Monday, 15 December 2008

TELEGRAPH   15.12.08
 From knife crime to immigration, you can never believe a Labour 
statistic
Figures showing that inner-city knife crime had "fallen" were 
trumpeted by ministers last week - but the truth was rather different.

By Philip Johnston

We have become so accustomed to the Government's jiggery-pokery with 
official statistics that it is tempting to dismiss the latest episode 
as par for the course.

But even the most world-weary observer was taken aback by the abuse 
of knife crime figures, allegedly collected by the police, to further 
Labour's political ends.

Ministers, who act increasingly as though they are in pre-election 
mode, sought to claim that recent police action was curbing one of 
the scourges of our inner cities.

Statistics suggesting that big inroads had been made by the 
Government's Tackling Knives Action Programme were selectively 
briefed (no leak inquiry there, then) to the BBC and a tabloid 
newspaper. They duly reported how a crackdown in 10 hot spot crime 
areas had been a great success.

On television, the Home Secretary trumpeted an overall reduction in 
the number of young hooligans caught carrying knives and said they 
were receiving stiffer sentences. Even Gordon Brown muscled in to 
bask in the reflected glory.

Apart from the accompanying, and highly questionable, claims that 
violent crime overall is falling, this was nothing exceptional. 
Indeed, it was heartening to discover that concerted police action - 
patrolling the streets and routinely stopping and searching young men 
for knives - was having an impact.

However, suspicions were aroused when the Home Office refused to 
publish the detailed statistics, bizarrely citing "police 
confidentiality".
The truth soon emerged: the official statisticians did not want any 
figures released because they were incomplete and had not been 
subject to proper methodological scrutiny.

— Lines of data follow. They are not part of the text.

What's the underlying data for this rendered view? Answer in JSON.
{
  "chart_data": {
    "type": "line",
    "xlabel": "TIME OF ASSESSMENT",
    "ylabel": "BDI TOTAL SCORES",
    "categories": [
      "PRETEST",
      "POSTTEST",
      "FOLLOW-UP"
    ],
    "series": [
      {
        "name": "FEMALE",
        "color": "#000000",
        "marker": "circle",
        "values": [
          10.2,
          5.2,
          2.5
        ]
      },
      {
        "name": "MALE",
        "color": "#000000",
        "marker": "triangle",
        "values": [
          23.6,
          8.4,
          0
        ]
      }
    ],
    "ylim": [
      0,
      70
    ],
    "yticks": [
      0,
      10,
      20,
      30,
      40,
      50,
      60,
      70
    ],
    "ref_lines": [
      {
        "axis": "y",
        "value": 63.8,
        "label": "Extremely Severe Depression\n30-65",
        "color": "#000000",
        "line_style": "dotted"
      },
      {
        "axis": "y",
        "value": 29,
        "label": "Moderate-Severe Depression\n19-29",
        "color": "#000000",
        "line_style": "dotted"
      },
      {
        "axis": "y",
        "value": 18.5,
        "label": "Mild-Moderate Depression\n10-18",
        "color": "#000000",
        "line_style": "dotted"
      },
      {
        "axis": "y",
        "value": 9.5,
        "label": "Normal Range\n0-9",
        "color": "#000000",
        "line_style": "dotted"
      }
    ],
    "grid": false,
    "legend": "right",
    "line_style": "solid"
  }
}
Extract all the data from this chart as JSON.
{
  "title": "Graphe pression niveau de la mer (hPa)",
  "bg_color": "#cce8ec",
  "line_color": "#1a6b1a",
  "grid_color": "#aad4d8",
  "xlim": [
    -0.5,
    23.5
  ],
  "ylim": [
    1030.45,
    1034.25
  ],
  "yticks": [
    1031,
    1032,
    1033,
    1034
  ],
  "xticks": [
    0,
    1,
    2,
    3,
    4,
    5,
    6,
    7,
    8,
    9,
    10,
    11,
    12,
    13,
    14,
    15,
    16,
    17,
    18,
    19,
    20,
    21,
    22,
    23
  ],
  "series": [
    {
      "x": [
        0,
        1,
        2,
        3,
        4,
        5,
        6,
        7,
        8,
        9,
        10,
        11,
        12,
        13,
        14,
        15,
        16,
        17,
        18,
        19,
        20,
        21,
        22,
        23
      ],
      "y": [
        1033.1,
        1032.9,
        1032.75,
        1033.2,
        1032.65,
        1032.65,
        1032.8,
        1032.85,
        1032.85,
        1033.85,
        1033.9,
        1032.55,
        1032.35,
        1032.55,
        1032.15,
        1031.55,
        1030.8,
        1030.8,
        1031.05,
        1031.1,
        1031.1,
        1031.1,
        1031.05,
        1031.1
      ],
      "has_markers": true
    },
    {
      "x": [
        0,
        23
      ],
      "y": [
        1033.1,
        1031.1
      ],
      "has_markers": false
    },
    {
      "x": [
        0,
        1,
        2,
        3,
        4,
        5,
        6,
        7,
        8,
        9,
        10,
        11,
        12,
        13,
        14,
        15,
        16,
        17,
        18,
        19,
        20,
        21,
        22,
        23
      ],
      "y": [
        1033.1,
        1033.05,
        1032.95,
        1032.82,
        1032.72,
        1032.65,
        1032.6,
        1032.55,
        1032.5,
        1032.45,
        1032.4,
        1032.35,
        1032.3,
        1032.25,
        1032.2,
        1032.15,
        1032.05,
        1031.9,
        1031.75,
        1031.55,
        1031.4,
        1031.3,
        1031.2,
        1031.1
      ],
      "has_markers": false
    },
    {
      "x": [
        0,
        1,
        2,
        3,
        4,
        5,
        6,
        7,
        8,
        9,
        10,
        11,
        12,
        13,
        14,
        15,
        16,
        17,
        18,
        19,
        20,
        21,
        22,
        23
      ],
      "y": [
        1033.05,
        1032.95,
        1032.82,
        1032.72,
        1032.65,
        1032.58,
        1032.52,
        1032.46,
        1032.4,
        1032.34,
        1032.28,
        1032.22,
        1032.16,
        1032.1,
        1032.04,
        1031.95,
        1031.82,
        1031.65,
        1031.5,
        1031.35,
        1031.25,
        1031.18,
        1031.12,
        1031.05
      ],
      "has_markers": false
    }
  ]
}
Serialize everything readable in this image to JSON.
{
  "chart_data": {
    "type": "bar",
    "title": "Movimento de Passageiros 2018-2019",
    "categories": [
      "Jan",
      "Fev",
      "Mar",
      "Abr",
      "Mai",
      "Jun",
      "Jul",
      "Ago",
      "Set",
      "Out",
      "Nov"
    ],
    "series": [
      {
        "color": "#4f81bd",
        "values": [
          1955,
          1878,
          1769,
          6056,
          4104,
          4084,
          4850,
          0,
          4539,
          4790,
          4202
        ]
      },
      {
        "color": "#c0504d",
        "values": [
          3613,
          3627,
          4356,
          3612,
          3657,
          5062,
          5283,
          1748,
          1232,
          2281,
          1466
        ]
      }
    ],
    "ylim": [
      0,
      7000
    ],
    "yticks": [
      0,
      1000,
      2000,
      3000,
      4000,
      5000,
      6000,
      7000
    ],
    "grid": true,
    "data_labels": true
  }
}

But they were overruled by 10 Downing Street, where officials were 
intent on manufacturing a good news story to support Mr Brown as he 
launched a new anti-crime initiative.

By leaking the "figures", the Government guaranteed favourable, 
almost uncritical, news coverage on the BBC, which pumped them out 
for hours before they began to unravel later in the day.

Ministerial spin doctors are cynical enough to consider this a good 
result. They had succeeded in placing in the public domain the 
perception that knife crime was falling even if it wasn't true.

Anyone who later criticised the absence of detailed statistics could 
be dismissed as a curmudgeon or someone with a political axe to grind.
The Government, however, had reckoned without the diligence of Sir 
Michael Scholar, head of the new UK Statistics Authority, which was 
set up by Mr Brown ostensibly to show how different he was from his 
predecessor. He was the Roundhead to Mr Blair's Cavalier.

Perhaps he hoped that Sir Michael, a former top civil servant, would 
prove as toothless a watchdog as all the other regulators and 
commissions set up to provide cover for hypocritical behaviour.

But Sir Michael showed that he can bite. In a letter to Downing 
Street, he wrote: "The publication of prematurely released and 
unchecked statistics is corrosive of public trust in official 
statistics, and incompatible with the high standards which we are all 
seeking to establish."

Brazenly, ministers are trying to extract some credit from this 
shameful episode, claiming that if they had not set up the statistics 
authority they would never have been caught out.

Perhaps this was the motivation for establishing the new body - the 
Government realised it needed help from a sort of Statistics 
Anonymous: "My name is New Labour and I am a compulsive liar.
"
Just a few months ago. Professor David Hand, head of the Royal 
Statistical Society, criticised "serious" bad practices during the 
release of immigration figures.

Last year, statistics purporting to show that violent crime fell in 
the weeks after pubs were allowed to extend opening hours were found 
to be about as reliable as the wheat harvest figures released in 
Pyongyang.
Another trick is to release alternative sets of data, often compiled 
using different methodologies or baselines, and then highlight the 
figures that are least damaging.

Its most sophisticated practitioners reside in the Treasury, where 
hundreds of billions of pounds can disappear from the national debt 
depending on how you define the public sector balance sheet, and a 
fall in the productivity of state-run services can be transformed 
into a rise.

It is easy to say that all governments do this - they do, though not 
on such an industrial scale as this one. But it does matter. When I 
went to see Sir Michael before he began work chairing the Statistics 
Authority he was confident of restoring public trust in official data.

He likened its creation to the decision to give independence to the 
Bank of England in 1997. "Good statistics are as important as sound 
money or clean water," he said.

He now appreciates what a poisoned well it is.